Começa hoje o julgamento dos que participaram da trama golpista de 8 de janeiro de 2023, com o ex-presidente Jair Messias Bolsonaro sendo o principal réu na ação por ruptura da ordem constitucional, de agir fora das quatro linhas da Lei Maior.
A possibilidade de Bolsonaro ser condenado a 43 anos de prisão pelos cinco crimes cometidos é remotíssima. De um a dez, não passa de dois. A mesma proporção pode ser usada para o cumprimento da pena em regime domiciliar. O ex-morador do Alvorada deve ter o mesmo destino que teve o atual mandatário-mor do Brasil.

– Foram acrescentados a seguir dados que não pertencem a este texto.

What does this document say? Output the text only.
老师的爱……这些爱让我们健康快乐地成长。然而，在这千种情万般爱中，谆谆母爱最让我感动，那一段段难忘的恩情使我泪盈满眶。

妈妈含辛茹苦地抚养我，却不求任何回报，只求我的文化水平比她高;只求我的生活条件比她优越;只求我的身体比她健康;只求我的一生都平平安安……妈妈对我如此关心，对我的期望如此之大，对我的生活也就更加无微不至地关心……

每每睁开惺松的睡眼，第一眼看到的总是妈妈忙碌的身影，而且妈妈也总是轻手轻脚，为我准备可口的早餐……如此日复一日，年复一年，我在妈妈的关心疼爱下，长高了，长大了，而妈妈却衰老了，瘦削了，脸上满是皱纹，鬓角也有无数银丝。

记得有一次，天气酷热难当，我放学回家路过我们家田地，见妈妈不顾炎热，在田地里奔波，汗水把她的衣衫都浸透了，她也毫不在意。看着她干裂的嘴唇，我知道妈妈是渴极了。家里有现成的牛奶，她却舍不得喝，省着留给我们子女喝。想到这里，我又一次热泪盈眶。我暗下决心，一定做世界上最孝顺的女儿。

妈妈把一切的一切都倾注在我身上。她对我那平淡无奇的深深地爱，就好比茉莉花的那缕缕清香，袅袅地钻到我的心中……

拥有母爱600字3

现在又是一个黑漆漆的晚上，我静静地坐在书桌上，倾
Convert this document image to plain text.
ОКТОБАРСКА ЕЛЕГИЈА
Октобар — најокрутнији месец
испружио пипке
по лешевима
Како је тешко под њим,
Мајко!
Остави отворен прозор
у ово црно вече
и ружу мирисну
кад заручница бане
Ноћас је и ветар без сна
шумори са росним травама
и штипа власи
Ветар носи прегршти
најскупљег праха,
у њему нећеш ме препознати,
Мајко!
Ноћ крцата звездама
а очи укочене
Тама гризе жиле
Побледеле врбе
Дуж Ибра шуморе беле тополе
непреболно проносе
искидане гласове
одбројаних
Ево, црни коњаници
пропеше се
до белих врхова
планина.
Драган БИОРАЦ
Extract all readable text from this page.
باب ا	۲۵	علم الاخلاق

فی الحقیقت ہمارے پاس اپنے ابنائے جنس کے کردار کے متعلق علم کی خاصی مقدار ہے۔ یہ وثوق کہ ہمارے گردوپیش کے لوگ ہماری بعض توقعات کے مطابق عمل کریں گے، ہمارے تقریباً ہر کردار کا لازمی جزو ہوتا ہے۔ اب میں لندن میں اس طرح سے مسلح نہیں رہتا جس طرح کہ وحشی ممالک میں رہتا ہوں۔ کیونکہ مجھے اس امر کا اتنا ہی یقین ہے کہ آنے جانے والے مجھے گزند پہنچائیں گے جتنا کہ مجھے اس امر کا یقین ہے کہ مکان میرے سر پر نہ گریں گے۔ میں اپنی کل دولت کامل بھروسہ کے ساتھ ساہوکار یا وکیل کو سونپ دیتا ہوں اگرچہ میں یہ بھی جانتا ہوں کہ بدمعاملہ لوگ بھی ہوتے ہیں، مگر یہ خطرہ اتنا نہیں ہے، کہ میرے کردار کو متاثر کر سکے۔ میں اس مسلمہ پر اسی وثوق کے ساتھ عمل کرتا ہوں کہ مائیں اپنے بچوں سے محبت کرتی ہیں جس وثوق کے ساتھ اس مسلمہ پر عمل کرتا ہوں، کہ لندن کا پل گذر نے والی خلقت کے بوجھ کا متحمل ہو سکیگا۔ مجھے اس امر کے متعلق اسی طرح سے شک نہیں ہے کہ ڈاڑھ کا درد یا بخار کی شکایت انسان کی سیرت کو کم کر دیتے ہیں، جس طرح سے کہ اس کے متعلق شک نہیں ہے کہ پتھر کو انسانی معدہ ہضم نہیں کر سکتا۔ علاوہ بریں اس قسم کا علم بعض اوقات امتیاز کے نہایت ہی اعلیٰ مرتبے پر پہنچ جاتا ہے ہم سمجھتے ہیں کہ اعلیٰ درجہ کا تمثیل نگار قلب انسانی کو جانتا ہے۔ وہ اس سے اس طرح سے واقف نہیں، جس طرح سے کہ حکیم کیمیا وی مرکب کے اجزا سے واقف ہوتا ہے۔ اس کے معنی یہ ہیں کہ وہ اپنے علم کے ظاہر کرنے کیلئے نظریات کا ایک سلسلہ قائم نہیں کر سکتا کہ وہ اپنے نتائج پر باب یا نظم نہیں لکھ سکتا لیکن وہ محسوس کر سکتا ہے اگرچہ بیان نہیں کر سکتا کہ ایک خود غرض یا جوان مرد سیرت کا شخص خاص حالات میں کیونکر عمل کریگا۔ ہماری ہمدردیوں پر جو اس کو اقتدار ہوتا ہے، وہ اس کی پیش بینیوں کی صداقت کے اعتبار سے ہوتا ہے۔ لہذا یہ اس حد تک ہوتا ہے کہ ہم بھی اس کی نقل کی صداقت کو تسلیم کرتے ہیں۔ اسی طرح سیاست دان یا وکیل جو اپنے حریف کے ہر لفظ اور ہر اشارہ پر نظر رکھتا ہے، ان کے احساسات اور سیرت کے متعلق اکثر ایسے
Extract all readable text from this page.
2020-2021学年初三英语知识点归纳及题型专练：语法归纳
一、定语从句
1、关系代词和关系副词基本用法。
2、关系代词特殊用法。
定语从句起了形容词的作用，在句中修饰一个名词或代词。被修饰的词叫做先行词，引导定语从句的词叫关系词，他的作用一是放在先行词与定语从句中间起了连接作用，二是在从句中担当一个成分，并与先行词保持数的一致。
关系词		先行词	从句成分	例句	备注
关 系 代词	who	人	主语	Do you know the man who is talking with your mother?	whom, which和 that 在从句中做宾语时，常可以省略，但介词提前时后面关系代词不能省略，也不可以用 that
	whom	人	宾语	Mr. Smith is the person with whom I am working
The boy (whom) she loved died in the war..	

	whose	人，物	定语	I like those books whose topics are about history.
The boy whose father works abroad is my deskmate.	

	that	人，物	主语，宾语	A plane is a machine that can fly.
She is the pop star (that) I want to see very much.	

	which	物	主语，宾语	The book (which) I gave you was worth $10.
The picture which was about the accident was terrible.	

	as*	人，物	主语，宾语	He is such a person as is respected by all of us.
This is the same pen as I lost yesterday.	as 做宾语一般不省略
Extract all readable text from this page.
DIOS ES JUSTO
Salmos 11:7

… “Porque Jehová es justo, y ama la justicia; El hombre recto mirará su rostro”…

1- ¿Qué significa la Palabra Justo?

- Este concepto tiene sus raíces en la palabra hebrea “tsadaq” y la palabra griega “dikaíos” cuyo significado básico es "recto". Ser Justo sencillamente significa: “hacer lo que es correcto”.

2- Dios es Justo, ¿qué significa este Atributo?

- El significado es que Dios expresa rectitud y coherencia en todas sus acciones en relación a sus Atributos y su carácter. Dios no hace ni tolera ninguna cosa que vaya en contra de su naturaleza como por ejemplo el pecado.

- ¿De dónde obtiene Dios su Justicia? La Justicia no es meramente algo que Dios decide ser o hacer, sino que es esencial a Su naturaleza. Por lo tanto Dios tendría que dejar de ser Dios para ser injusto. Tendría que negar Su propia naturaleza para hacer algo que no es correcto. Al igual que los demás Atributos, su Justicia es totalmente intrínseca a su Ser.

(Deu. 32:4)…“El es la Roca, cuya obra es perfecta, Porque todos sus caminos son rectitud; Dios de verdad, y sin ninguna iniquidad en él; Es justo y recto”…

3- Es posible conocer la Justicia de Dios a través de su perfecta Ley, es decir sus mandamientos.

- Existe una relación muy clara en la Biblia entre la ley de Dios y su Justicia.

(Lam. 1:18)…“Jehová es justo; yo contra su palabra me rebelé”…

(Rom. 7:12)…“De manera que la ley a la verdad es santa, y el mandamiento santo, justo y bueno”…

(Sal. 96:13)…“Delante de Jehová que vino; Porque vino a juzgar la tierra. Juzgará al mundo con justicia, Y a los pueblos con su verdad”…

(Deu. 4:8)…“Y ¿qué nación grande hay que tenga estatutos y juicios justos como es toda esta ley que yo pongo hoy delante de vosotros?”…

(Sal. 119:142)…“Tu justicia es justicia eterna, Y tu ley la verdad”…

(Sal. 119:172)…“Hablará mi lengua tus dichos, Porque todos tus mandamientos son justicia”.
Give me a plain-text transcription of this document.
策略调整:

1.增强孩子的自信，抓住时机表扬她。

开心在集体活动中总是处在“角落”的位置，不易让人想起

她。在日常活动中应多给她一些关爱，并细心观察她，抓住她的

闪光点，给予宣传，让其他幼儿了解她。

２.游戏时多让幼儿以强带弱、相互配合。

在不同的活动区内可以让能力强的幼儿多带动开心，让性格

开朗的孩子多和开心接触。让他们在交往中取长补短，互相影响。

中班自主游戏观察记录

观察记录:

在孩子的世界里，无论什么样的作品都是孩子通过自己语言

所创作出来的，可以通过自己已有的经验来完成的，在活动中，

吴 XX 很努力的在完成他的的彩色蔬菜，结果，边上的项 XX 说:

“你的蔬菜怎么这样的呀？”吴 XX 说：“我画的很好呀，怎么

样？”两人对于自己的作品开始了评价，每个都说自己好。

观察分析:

O político mais interessado no julgamento de Bolsonaro é Tarcísio de Freitas, governador de São Paulo pelo Republicanos. O engraçado é que o chefe do Palácio dos Bandeirantes nega a intenção de disputar o pleito de 2026, mas promete indultar Bolsonaro se for eleito presidente da República.
Costumo dizer que no movediço, cruel e traiçoeiro mundo da política os menos espertos dão beliscão em azulejo. E com as unhas grandes, quase sempre sujas. As exceções são pouquíssimas.
O problema é que o bolsonarismo, mais especificamente o rotulado de raiz, considerado como o verdadeiro e autêntico, quer que Tarcísio prometa que não vai disputar à reeleição se eleito para o cargo mais cobiçado do Poder Executivo.
Essa promessa pode fazer Eduardo Bolsonaro aceitar a candidatura de Tarcísio. Lembrando ao caro e atento leitor que o filho número 3 xingou o pai por ter dado declarações de que pode apoiar o governador de São Paulo na sucessão de Lula.
Eduardo Bolsonaro, hoje morador dos Estados Unidos, recebendo o salário de deputado federal sem trabalhar, continua sonhando em ser o candidato do bolsonarismo em 2026. Como diz que o dinheiro que recebe dos cofres públicos é insuficiente, os bondosos bolsonaristas fazem doações via Pix.
Agora é esperar o fim do julgamento e suas consequências políticas, entre elas mais sanções dos Estados Unidos, que é o desejo do "patriota" Eduardo Bolsonaro, cuja preocupação com o desemprego causado pelo tarifaço é zero.
Depois da sobretaxa, o bolsonarismo deixou de lado o bordão "Brasil acima de tudo". Foi substituído pelo "Estados Unidos acima de tudo".